There is a growing body of evidence that supports greater awareness of how companies treat their staff. We have long engaged with business on the adoption of the Living Wage. A new initiative led by Share Action aims to secure improved disclosure on workforce reporting, modelled on initiatives such as the CDP. The Workforce Disclosure Initiative would target the FTSE50 and seek to enhance investor insight into a range of employment issues. We are liaising with Share Action about the initiative.

French oil multinational Total had been excluded from investment from the 1990s regarding allegations that its operations in Myanmar/Burma had become associated with government forced labour practices. Following progress in Myanmar/Burma we reviewed the exclusion and met with the company to discuss its overall human and labour rights practices. JACEI reviewed progress and recommended there was no longer an ethical bar to investment, since the company’s approach to human rights is seen as among the best in the industry and meets the criteria set out in our Human Rights and Conflict Policy. The company has no exposure to the current situation in Rakhine state.

Fair Trade

J Sainsbury responded to our questions regarding its decision to pilot its own ‘fairly traded’ tea mark. The company stated that “ethical and sustainable sourcing” remained at the heart of its approach, and that the pilot programme around tea sourcing was designed to meet “increasingly complex challenges” whilst continuing to guarantee existing financial benefits to farmers. We have since sold our holding on financial grounds not linked to this engagement.

We also engaged with Tesco and were heartened to learn that it remains committed to continuing to use both Fairtrade and Rainforest Alliance accreditation.

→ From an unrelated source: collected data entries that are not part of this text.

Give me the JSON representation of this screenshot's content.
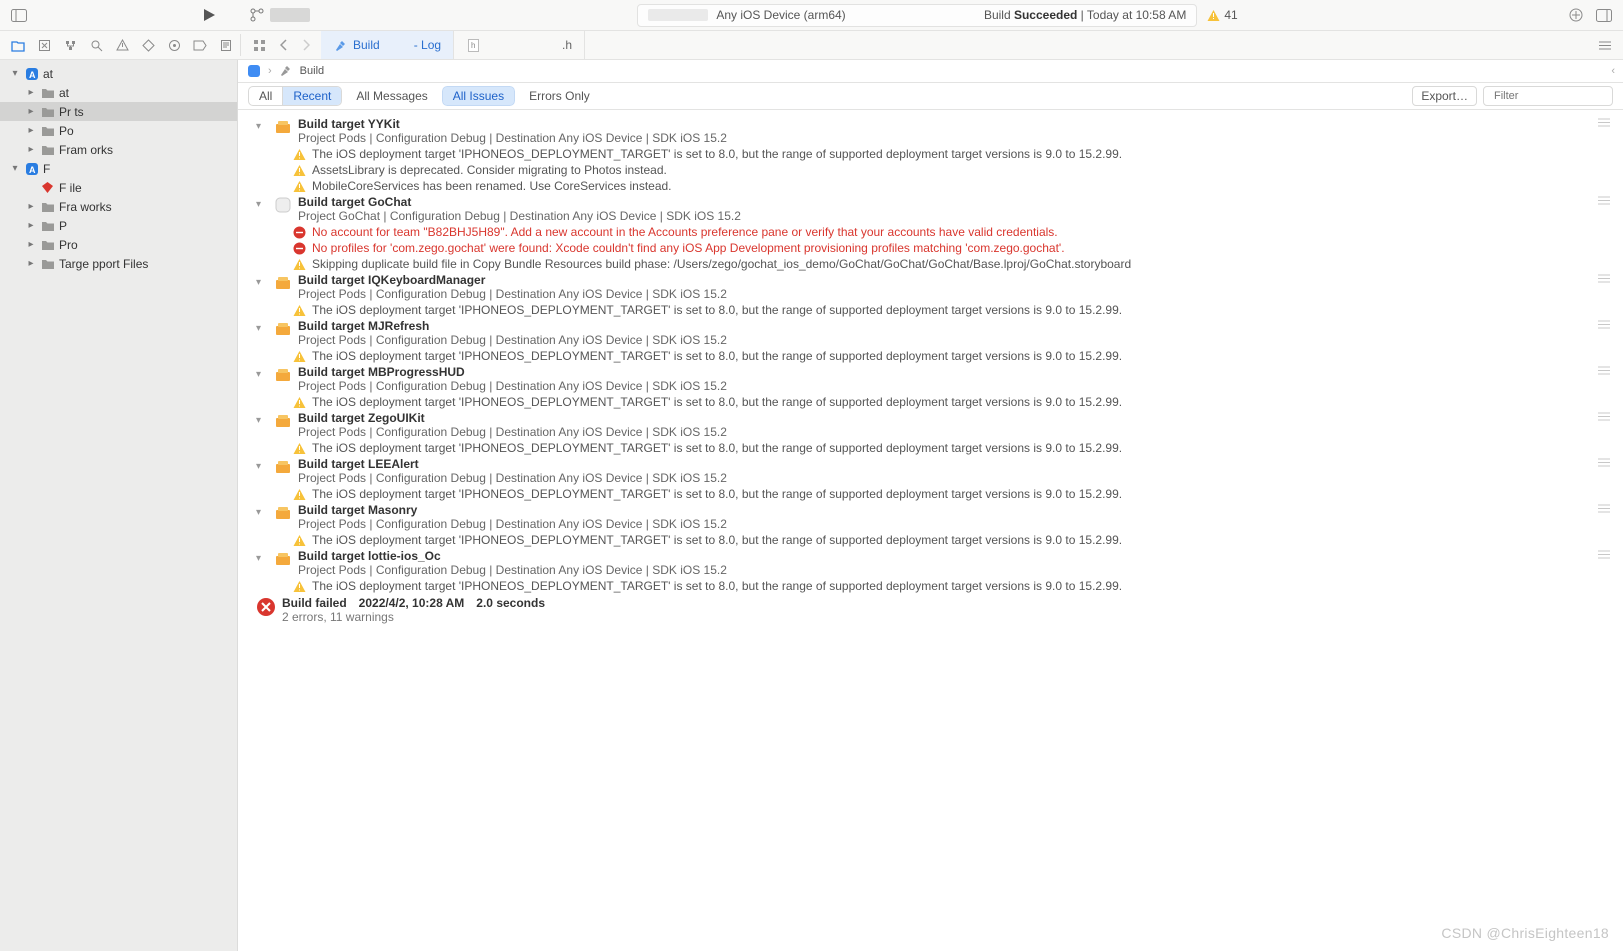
{
  "top": {
    "device": "Any iOS Device (arm64)",
    "build_status_prefix": "Build ",
    "build_status_word": "Succeeded",
    "build_status_time": " | Today at 10:58 AM",
    "warn_count": "41"
  },
  "tabs": {
    "build": "Build",
    "log_suffix": " - Log",
    "header_h": ".h"
  },
  "breadcrumb": {
    "build": "Build"
  },
  "filter": {
    "all": "All",
    "recent": "Recent",
    "all_messages": "All Messages",
    "all_issues": "All Issues",
    "errors_only": "Errors Only",
    "export": "Export…",
    "filter_placeholder": "Filter"
  },
  "sidebar": {
    "items": [
      {
        "indent": 0,
        "disc": "▾",
        "icon": "app",
        "label": "  at"
      },
      {
        "indent": 1,
        "disc": "▸",
        "icon": "folder",
        "label": "    at"
      },
      {
        "indent": 1,
        "disc": "▸",
        "icon": "folder",
        "label": "Pr    ts",
        "selected": true
      },
      {
        "indent": 1,
        "disc": "▸",
        "icon": "folder",
        "label": "Po  "
      },
      {
        "indent": 1,
        "disc": "▸",
        "icon": "folder",
        "label": "Fram   orks"
      },
      {
        "indent": 0,
        "disc": "▾",
        "icon": "app",
        "label": "F   "
      },
      {
        "indent": 1,
        "disc": "",
        "icon": "ruby",
        "label": "F   ile"
      },
      {
        "indent": 1,
        "disc": "▸",
        "icon": "folder",
        "label": "Fra  works"
      },
      {
        "indent": 1,
        "disc": "▸",
        "icon": "folder",
        "label": "P   "
      },
      {
        "indent": 1,
        "disc": "▸",
        "icon": "folder",
        "label": "Pro   "
      },
      {
        "indent": 1,
        "disc": "▸",
        "icon": "folder",
        "label": "Targe    pport Files"
      }
    ]
  },
  "targets": [
    {
      "name": "Build target YYKit",
      "sub": "Project Pods | Configuration Debug | Destination Any iOS Device | SDK iOS 15.2",
      "msgs": [
        {
          "t": "warn",
          "txt": "The iOS deployment target 'IPHONEOS_DEPLOYMENT_TARGET' is set to 8.0, but the range of supported deployment target versions is 9.0 to 15.2.99."
        },
        {
          "t": "warn",
          "txt": "AssetsLibrary is deprecated. Consider migrating to Photos instead."
        },
        {
          "t": "warn",
          "txt": "MobileCoreServices has been renamed. Use CoreServices instead."
        }
      ]
    },
    {
      "name": "Build target GoChat",
      "sub": "Project GoChat | Configuration Debug | Destination Any iOS Device | SDK iOS 15.2",
      "icon": "app",
      "msgs": [
        {
          "t": "err",
          "txt": "No account for team \"B82BHJ5H89\". Add a new account in the Accounts preference pane or verify that your accounts have valid credentials."
        },
        {
          "t": "err",
          "txt": "No profiles for 'com.zego.gochat' were found: Xcode couldn't find any iOS App Development provisioning profiles matching 'com.zego.gochat'."
        },
        {
          "t": "warn",
          "txt": "Skipping duplicate build file in Copy Bundle Resources build phase: /Users/zego/gochat_ios_demo/GoChat/GoChat/GoChat/Base.lproj/GoChat.storyboard"
        }
      ]
    },
    {
      "name": "Build target IQKeyboardManager",
      "sub": "Project Pods | Configuration Debug | Destination Any iOS Device | SDK iOS 15.2",
      "msgs": [
        {
          "t": "warn",
          "txt": "The iOS deployment target 'IPHONEOS_DEPLOYMENT_TARGET' is set to 8.0, but the range of supported deployment target versions is 9.0 to 15.2.99."
        }
      ]
    },
    {
      "name": "Build target MJRefresh",
      "sub": "Project Pods | Configuration Debug | Destination Any iOS Device | SDK iOS 15.2",
      "msgs": [
        {
          "t": "warn",
          "txt": "The iOS deployment target 'IPHONEOS_DEPLOYMENT_TARGET' is set to 8.0, but the range of supported deployment target versions is 9.0 to 15.2.99."
        }
      ]
    },
    {
      "name": "Build target MBProgressHUD",
      "sub": "Project Pods | Configuration Debug | Destination Any iOS Device | SDK iOS 15.2",
      "msgs": [
        {
          "t": "warn",
          "txt": "The iOS deployment target 'IPHONEOS_DEPLOYMENT_TARGET' is set to 8.0, but the range of supported deployment target versions is 9.0 to 15.2.99."
        }
      ]
    },
    {
      "name": "Build target ZegoUIKit",
      "sub": "Project Pods | Configuration Debug | Destination Any iOS Device | SDK iOS 15.2",
      "msgs": [
        {
          "t": "warn",
          "txt": "The iOS deployment target 'IPHONEOS_DEPLOYMENT_TARGET' is set to 8.0, but the range of supported deployment target versions is 9.0 to 15.2.99."
        }
      ]
    },
    {
      "name": "Build target LEEAlert",
      "sub": "Project Pods | Configuration Debug | Destination Any iOS Device | SDK iOS 15.2",
      "msgs": [
        {
          "t": "warn",
          "txt": "The iOS deployment target 'IPHONEOS_DEPLOYMENT_TARGET' is set to 8.0, but the range of supported deployment target versions is 9.0 to 15.2.99."
        }
      ]
    },
    {
      "name": "Build target Masonry",
      "sub": "Project Pods | Configuration Debug | Destination Any iOS Device | SDK iOS 15.2",
      "msgs": [
        {
          "t": "warn",
          "txt": "The iOS deployment target 'IPHONEOS_DEPLOYMENT_TARGET' is set to 8.0, but the range of supported deployment target versions is 9.0 to 15.2.99."
        }
      ]
    },
    {
      "name": "Build target lottie-ios_Oc",
      "sub": "Project Pods | Configuration Debug | Destination Any iOS Device | SDK iOS 15.2",
      "msgs": [
        {
          "t": "warn",
          "txt": "The iOS deployment target 'IPHONEOS_DEPLOYMENT_TARGET' is set to 8.0, but the range of supported deployment target versions is 9.0 to 15.2.99."
        }
      ]
    }
  ],
  "fail": {
    "l1a": "Build failed",
    "l1b": "2022/4/2, 10:28 AM",
    "l1c": "2.0 seconds",
    "l2": "2 errors, 11 warnings"
  },
  "watermark": "CSDN @ChrisEighteen18"
}
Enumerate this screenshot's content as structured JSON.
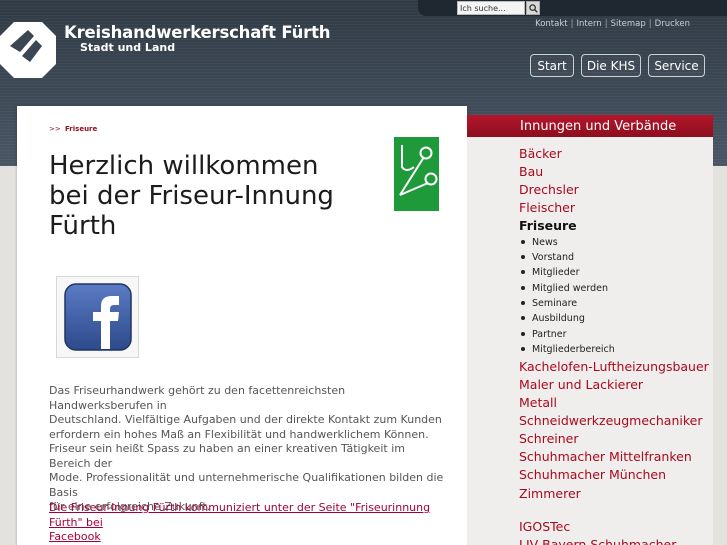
{
  "search": {
    "placeholder": "Ich suche...",
    "value": "Ich suche..."
  },
  "brand": {
    "title": "Kreishandwerkerschaft Fürth",
    "subtitle": "Stadt und Land"
  },
  "utility": {
    "links": [
      "Kontakt",
      "Intern",
      "Sitemap",
      "Drucken"
    ]
  },
  "nav": {
    "start": "Start",
    "khs": "Die KHS",
    "service": "Service"
  },
  "breadcrumb": {
    "arrows": ">>",
    "current": "Friseure"
  },
  "main": {
    "title_lines": [
      "Herzlich willkommen",
      "bei der Friseur-Innung",
      "Fürth"
    ],
    "paragraph1_lines": [
      "Das Friseurhandwerk gehört zu den facettenreichsten Handwerksberufen in",
      "Deutschland. Vielfältige Aufgaben und der direkte Kontakt zum Kunden",
      "erfordern ein hohes Maß an Flexibilität und handwerklichem Können."
    ],
    "paragraph2_lines": [
      "Friseur sein heißt Spass zu haben an einer kreativen Tätigkeit im Bereich der",
      "Mode. Professionalität und unternehmerische Qualifikationen bilden die Basis",
      "für eine erfolgreiche Zukunft."
    ],
    "link_lines": [
      "Die Friseur-Innung Fürth kommuniziert unter der Seite \"Friseurinnung Fürth\" bei",
      "Facebook"
    ]
  },
  "sidebar": {
    "heading": "Innungen und Verbände",
    "items_top": [
      "Bäcker",
      "Bau",
      "Drechsler",
      "Fleischer"
    ],
    "active": "Friseure",
    "subitems": [
      "News",
      "Vorstand",
      "Mitglieder",
      "Mitglied werden",
      "Seminare",
      "Ausbildung",
      "Partner",
      "Mitgliederbereich"
    ],
    "items_bottom": [
      "Kachelofen-Luftheizungsbauer",
      "Maler und Lackierer",
      "Metall",
      "Schneidwerkzeugmechaniker",
      "Schreiner",
      "Schuhmacher Mittelfranken",
      "Schuhmacher München",
      "Zimmerer"
    ],
    "items_extra": [
      "IGOSTec",
      "LIV Bayern Schuhmacher"
    ]
  },
  "colors": {
    "accent": "#a80a1f",
    "header": "#3a4652",
    "facebook": "#3b5998",
    "guild_green": "#1f9a3a"
  },
  "icons": {
    "search": "magnifier-icon",
    "facebook": "facebook-icon",
    "logo": "khs-logo",
    "guild": "scissors-logo"
  }
}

Corporate governance & executive remuneration

The third quarter marks the end of the 2017 UK proxy voting season and we voted at 26 UK meetings, opposing or abstaining 12% of resolutions including 22 remuneration reports and policies (61%). In Europe we voted at 11 meetings, and opposed 23% of all resolutions. During the quarter we published a revised Corporate Governance Policy that replaces several older corporate governance and voting policies. This is available on our website. We exercise our votes at company meetings in accordance with a template drawn up with fellow CIG members. We are reviewing the template ahead of the 2018 voting season.